Ayrılık kaygısı biraz da hızlı büyüme dönemime denk geldi sanırım. Ya da süt içerek uyumayı seviyor da olabilirim. Her uyandığımda koca bir biberon süt verseler hepsini içerdim valla. Annem "Benim kızım gece beslenmeyeceğini bilirdi, nerden çıktı bu huy??" diye ağlayıp durdu, bana sürekli süt vermek istemedi. Babam da "Acıkıyor çocuk demek ki, verelim ne çıkar?" diyordu. Annemin hassas noktasına bastık mı? "Ühühüüü kızım obez olur böyle! Hayır vermeyeceğiz her kalktığında!" diyerek olaya son noktayı koydu. Sadece 02:30'da uyandığımda süt vermeye başladılar. Zamanla bunu 04:30'a çektim. Birkaç gecedir de hiç kalkmıyorum, sabah uyandığımda içtiğim 125 cc'lik bir sabah sütüm var. O kadar da olur canım, 10 saat hiçbirşey yemeden geçiriyorum, kolay mı?

Annem de, babam da çok mutlu... Eski Ela döndü diye bayram ediyorlar. Döner tabii, büyüyorum ben :)) Yaşanan tüm bu sıkıntılar geçici merak etmeyin!

16 Aralık 2009

Hünerlerim

13 Aralık 2009

Aile saadeti

Bugün halama "Allah kavuştursun" demeye gidecektik. Yola çıktıktan sonra çayın yanında atıştırmalık birşeyler almak için durduk.
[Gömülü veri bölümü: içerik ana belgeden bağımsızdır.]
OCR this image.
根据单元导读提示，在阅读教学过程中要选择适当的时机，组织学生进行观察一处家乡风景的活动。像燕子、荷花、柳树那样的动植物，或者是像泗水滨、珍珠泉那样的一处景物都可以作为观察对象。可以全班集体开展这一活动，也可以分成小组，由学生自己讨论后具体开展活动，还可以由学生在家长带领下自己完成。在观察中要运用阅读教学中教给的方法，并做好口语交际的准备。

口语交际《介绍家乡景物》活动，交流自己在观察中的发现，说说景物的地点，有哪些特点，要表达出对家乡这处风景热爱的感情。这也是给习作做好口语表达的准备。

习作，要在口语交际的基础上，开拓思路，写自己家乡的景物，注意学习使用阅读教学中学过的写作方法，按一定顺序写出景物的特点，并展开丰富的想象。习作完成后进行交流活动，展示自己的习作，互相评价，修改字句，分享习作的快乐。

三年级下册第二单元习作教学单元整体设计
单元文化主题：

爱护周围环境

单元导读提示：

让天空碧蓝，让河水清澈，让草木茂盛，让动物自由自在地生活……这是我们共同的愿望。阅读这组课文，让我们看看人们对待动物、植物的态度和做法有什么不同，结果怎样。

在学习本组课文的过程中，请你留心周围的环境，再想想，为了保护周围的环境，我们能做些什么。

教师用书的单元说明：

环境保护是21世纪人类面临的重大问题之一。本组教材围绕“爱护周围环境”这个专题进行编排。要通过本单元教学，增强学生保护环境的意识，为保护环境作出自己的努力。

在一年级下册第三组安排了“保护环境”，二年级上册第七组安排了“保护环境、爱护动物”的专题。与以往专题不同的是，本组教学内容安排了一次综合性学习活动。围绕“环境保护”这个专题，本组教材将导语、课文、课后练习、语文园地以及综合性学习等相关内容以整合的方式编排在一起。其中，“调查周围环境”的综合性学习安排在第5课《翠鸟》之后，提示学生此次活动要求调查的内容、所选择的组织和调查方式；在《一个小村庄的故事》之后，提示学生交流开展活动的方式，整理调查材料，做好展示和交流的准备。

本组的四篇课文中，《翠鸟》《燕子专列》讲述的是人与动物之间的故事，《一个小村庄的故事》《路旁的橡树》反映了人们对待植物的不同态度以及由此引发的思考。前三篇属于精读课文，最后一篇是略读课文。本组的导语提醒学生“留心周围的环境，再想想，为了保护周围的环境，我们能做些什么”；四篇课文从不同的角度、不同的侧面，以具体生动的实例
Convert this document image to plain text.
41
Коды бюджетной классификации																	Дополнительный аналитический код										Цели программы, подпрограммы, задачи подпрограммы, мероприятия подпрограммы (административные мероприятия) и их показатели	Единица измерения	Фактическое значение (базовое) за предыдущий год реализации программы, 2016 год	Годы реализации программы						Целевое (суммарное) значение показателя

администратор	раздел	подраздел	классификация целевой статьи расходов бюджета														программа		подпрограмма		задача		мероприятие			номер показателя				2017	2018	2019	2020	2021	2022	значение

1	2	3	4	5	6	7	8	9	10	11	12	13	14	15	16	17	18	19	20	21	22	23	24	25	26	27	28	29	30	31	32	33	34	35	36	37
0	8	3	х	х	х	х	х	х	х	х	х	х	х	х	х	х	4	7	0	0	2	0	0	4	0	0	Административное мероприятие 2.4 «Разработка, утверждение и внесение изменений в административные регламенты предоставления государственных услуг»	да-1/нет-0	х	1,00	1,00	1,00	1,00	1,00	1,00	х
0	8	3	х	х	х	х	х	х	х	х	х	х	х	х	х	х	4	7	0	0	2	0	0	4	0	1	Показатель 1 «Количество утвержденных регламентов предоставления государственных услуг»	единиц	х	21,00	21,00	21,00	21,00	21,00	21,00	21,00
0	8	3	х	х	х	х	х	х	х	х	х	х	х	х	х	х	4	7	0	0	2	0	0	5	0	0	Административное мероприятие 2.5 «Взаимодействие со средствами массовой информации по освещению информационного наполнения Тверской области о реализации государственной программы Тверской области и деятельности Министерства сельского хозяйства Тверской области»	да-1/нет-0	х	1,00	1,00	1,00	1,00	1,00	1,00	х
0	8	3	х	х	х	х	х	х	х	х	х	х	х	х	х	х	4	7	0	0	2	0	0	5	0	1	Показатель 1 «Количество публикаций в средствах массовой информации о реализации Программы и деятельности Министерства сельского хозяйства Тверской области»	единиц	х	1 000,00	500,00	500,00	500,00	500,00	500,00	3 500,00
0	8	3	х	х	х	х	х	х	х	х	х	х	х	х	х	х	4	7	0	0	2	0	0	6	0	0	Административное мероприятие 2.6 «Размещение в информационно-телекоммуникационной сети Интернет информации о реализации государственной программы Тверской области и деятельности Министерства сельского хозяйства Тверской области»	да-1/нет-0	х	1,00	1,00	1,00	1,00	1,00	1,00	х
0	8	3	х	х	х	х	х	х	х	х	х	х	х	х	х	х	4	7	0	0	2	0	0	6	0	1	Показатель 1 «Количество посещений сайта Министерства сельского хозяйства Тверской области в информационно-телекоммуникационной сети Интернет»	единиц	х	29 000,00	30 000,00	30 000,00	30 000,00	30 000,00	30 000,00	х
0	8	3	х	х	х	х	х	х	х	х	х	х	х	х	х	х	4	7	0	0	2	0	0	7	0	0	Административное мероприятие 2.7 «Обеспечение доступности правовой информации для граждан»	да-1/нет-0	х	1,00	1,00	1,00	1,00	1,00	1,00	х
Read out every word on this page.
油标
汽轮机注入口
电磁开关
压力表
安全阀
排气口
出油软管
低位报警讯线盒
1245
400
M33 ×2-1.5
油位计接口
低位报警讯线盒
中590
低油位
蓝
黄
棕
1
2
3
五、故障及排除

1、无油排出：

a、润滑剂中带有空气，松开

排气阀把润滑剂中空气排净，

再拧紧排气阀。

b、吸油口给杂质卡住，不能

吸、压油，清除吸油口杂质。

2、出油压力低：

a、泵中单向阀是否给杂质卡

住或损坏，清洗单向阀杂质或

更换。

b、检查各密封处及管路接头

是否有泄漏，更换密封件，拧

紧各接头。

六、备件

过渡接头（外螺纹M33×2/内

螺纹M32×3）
O sırada dedem arka lastiğin indiğini farketti. Benzinciye gidip şişirdik ama baktık ki hava basmakla olacak iş değil, lastikte kocaman bir çivi var! Babam hemen dümeni sanayiye kırdı. Hava çok soğuktu, sokaklarda bir kişi yoktu ve tüm dükkanlar kapalıydı. Neyse ki açık bir lastikçi bulduk ve hemen lastiği tamir ettirdik. Biraz gecikmeli de olsa tekrar yola çıktık.

Yolda yine çok huysuzdum. Şu ana kucağında oturmak is-te-mi-yo-rum! Ne zaman yeni bir araba koltuğu alacaksınız bana? Ne bileyim yılbaşı hediyesi filan olur belki??Halam eniştemle konuşuyormuş, iyi olduğunun haberini alınca morali biraz olsun yerine gelmiş gibiydi. Halam iyi olunca biz de mutlu olduk tabii... Ben yine herkesi bir arada bulmuşken bir onun bir bunun kucağında hoplaya hoplaya hiç sıkılmadım. Bir ara da şekerleme yaptım. Uyanınca bizimkilere güzel bir konser verdim, kulaklarının pası silindi.Halam bir ara Leon'u ortaya çıkardı. Hemen sevdim, saçlarını okşadım. Ama Leon benim diğer oyuncaklarıma benzemiyor, kendi kendine hareket ediyor. Nasıl yapmışlar ki böyle bir oyuncak? Teknoloji ne kadar ilerlemiş... Uzaktan kumandalı mı acaba?

12 Aralık 2009

Sürprizzzz

Sabah kahvaltı saatimi beklerken kapı çaldı. Hemen koşup açtım. Bir de baktım anneannemle dedem karşımda! Çok sevindim, hemen çığlık attım. Annem babaannem ve dedemin artık halamda kalacağını, anneannemin nöbeti devralmaya geldiğini anlattı. Ne kadar şanslıyım değil mi? Ailem hep yanımda...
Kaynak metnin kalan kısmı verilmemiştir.